Si parla del 2011, si parla del leggendario match contro Svetlana Kuznetsova negli ottavi degli Australian Open: 4-6 6-1 16-14, quattro ore e 44 minuti, numero 4 del mondo conquistato. L’avventura aussie si è fermata nei quarti con Caroline Wozniacki, allora numero 1 WTA, spaventata per un’ora abbondante. Sono arrivati poi gli ultimi quarti a Roma e la seconda finale a Parigi, finita però male, con la sconfitta per mano di Na Li e un punto erroneamente invertito dalla giudice di sedia Louise Engzell nel 12° gioco che avrebbe potuto cambiare tutta la storia di quell’incontro. Di lì, è iniziata una lenta discesa in termini di forma che l’ha portata a uscire dalla top 10 nel finale di stagione.
Nel 2012, i problemi si sono fatti più evidenti: c’è stata la vittoria a Strasburgo, ma anche l’eliminazione al terzo turno a Parigi. Di buono ci sono stati gli ottavi di finale a Wimbledon, persi con un pizzico di sfortuna contro la vincitrice dell’anno precedente Petra Kvitova. Un traguardo simile la Schiavone l’ha raggiunto per l’ultima volta nel 2013, ancora nel suo Roland Garros, uscendo stavolta per mano dell’Azarenka dei tempi migliori. Nel frattempo, c’è stato un altro successo a livello WTA, stavolta a Marrakech.
A un certo punto, Francesca non ha più raggiunto i risultati del passato, ma ha continuato a regalare partite memorabili: ne sanno qualcosa Eugenie Bouchard (Roma 2014), Angelique Kerber (Anversa 2015) e ancora Svetlana Kuznetsova, con cui ha dato vita a un secondo scontro epico, e tennisticamente bellissimo, vincendolo ancora per 10-8 al terzo set sul Court 1 del Roland Garros, e poco importava che fosse un secondo turno. L’importante era vedere lo spettacolo, quello con cui lei si stava divertendo, perché il tennis l’ha sempre vissuto su un sottile filo che lega un rovescio a una mano a una soluzione imprevedibile, una discesa a rete a una chiamata a raccolta del pubblico.
Gli ultimi due tornei vinti dall’azzurra sono stati quelli di Rio de Janeiro nel febbraio 2016 (contro l’americana Shelby Rogers) e quello di Bogotà nell’aprile 2017 (contro Lara Arruabarrena).
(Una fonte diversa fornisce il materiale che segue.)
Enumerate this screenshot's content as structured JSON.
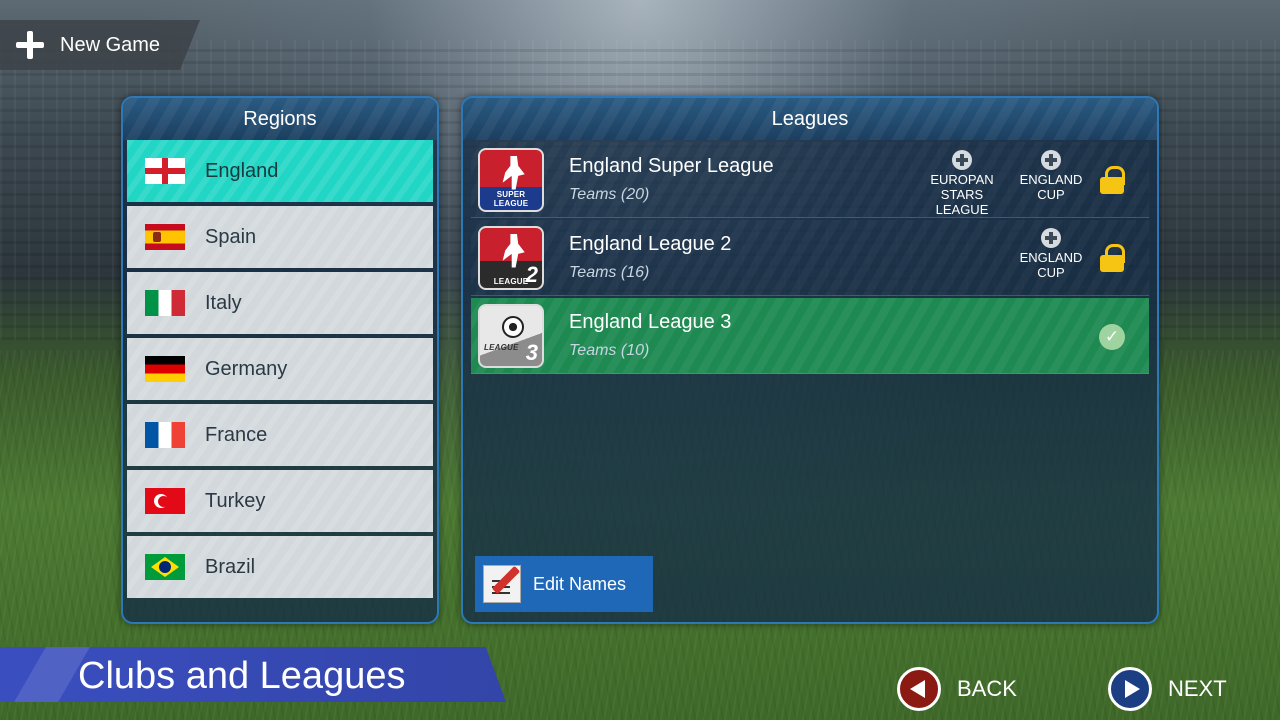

L’ultima volta a Roma si è materializzata quest’anno, con la sconfitta lottata contro Dominika Cibulkova; la settantesima, e definitiva, presenza a livello Slam si è avuta al Roland Garros contro Viktoria Kuzmova; la partita che ha virtualmente chiuso il cerchio è stata, a sua volta, un’altra chiusura del cerchio. Perché forse era giusto che la fine giungesse sulla terra (di Gstaad, ma sempre terra) contro colei che nello Slam rosso aveva battuto: Samantha Stosur da Brisbane.
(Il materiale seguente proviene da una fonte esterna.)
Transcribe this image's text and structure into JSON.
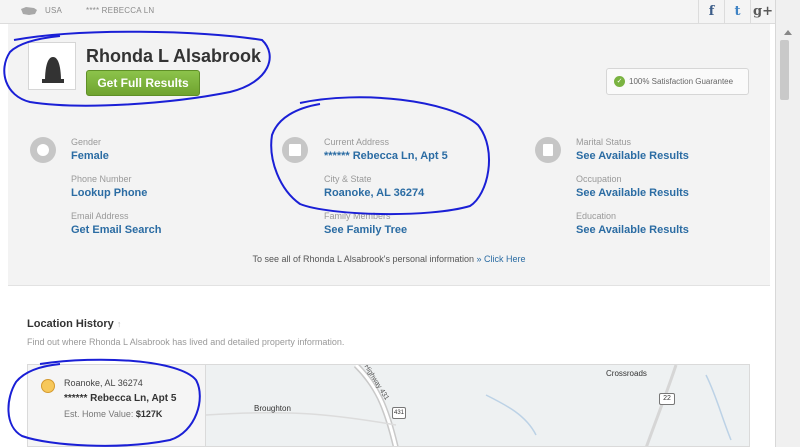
{
  "topbar": {
    "crumbs": [
      "USA",
      "**** REBECCA LN"
    ],
    "social": [
      "f",
      "t",
      "g+"
    ]
  },
  "person": {
    "name": "Rhonda L Alsabrook",
    "cta": "Get Full Results"
  },
  "guarantee": "100% Satisfaction Guarantee",
  "fields": {
    "gender": {
      "label": "Gender",
      "value": "Female"
    },
    "phone": {
      "label": "Phone Number",
      "value": "Lookup Phone"
    },
    "email": {
      "label": "Email Address",
      "value": "Get Email Search"
    },
    "current_address": {
      "label": "Current Address",
      "value": "****** Rebecca Ln, Apt 5"
    },
    "city_state": {
      "label": "City & State",
      "value": "Roanoke, AL 36274"
    },
    "family": {
      "label": "Family Members",
      "value": "See Family Tree"
    },
    "marital": {
      "label": "Marital Status",
      "value": "See Available Results"
    },
    "occupation": {
      "label": "Occupation",
      "value": "See Available Results"
    },
    "education": {
      "label": "Education",
      "value": "See Available Results"
    }
  },
  "see_all": {
    "text": "To see all of Rhonda L Alsabrook's personal information",
    "link": "» Click Here"
  },
  "history": {
    "title": "Location History",
    "arrow": "↑",
    "subtitle": "Find out where Rhonda L Alsabrook has lived and detailed property information."
  },
  "location": {
    "city": "Roanoke, AL 36274",
    "address": "****** Rebecca Ln, Apt 5",
    "value_label": "Est. Home Value:",
    "value": "$127K"
  },
  "map": {
    "labels": [
      "Crossroads",
      "Broughton",
      "Highway 431",
      "22",
      "431"
    ]
  },
  "colors": {
    "link": "#2b6ca3",
    "button_green": "#7ab341",
    "annotation_ink": "#1a1fd6"
  }
}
Quando volle fare sul serio, a Milano, Francesca Schiavone si sentì chiedere perché fosse lì. Lei rispose di voler diventare una persona migliore e vincere il Roland Garros. Oggi, in conferenza stampa, ha detto: “Avevo due sogni nella mia carriera: vincere il Roland Garros e diventare una top ten. Ce l’ho fatta, e sono incredibilmente felice“. Felice come lo era in quel giorno di giugno del 2010, in cui fece risuonare l’inno di Mameli sul Court Philippe Chatrier e nel quale diede vita a momenti di spettacolo puro nel corso della premiazione, per un semplice motivo: non s’era preparata niente, “perché quando preparo le cose poi non accadono mai“. Quella che non era preparata a un’emozione del genere, però, era l’Italia tennistica.
Forse, però, un riassunto tra i più giusti sull’azzurra l’ha fatto un uomo, che l’aveva vista giocare nel tabellone cadetto a Parigi di quest’anno, come fosse una qualsiasi. La parola, allora, al doppista brasiliano Bruno Soares: “Un’ex campionessa del Roland Garros sta giocando le qualificazioni e lotta come una pazza. Ogni bambino che vuole diventare un atleta professionista dovrebbe andare a veder giocare la Schiavone“.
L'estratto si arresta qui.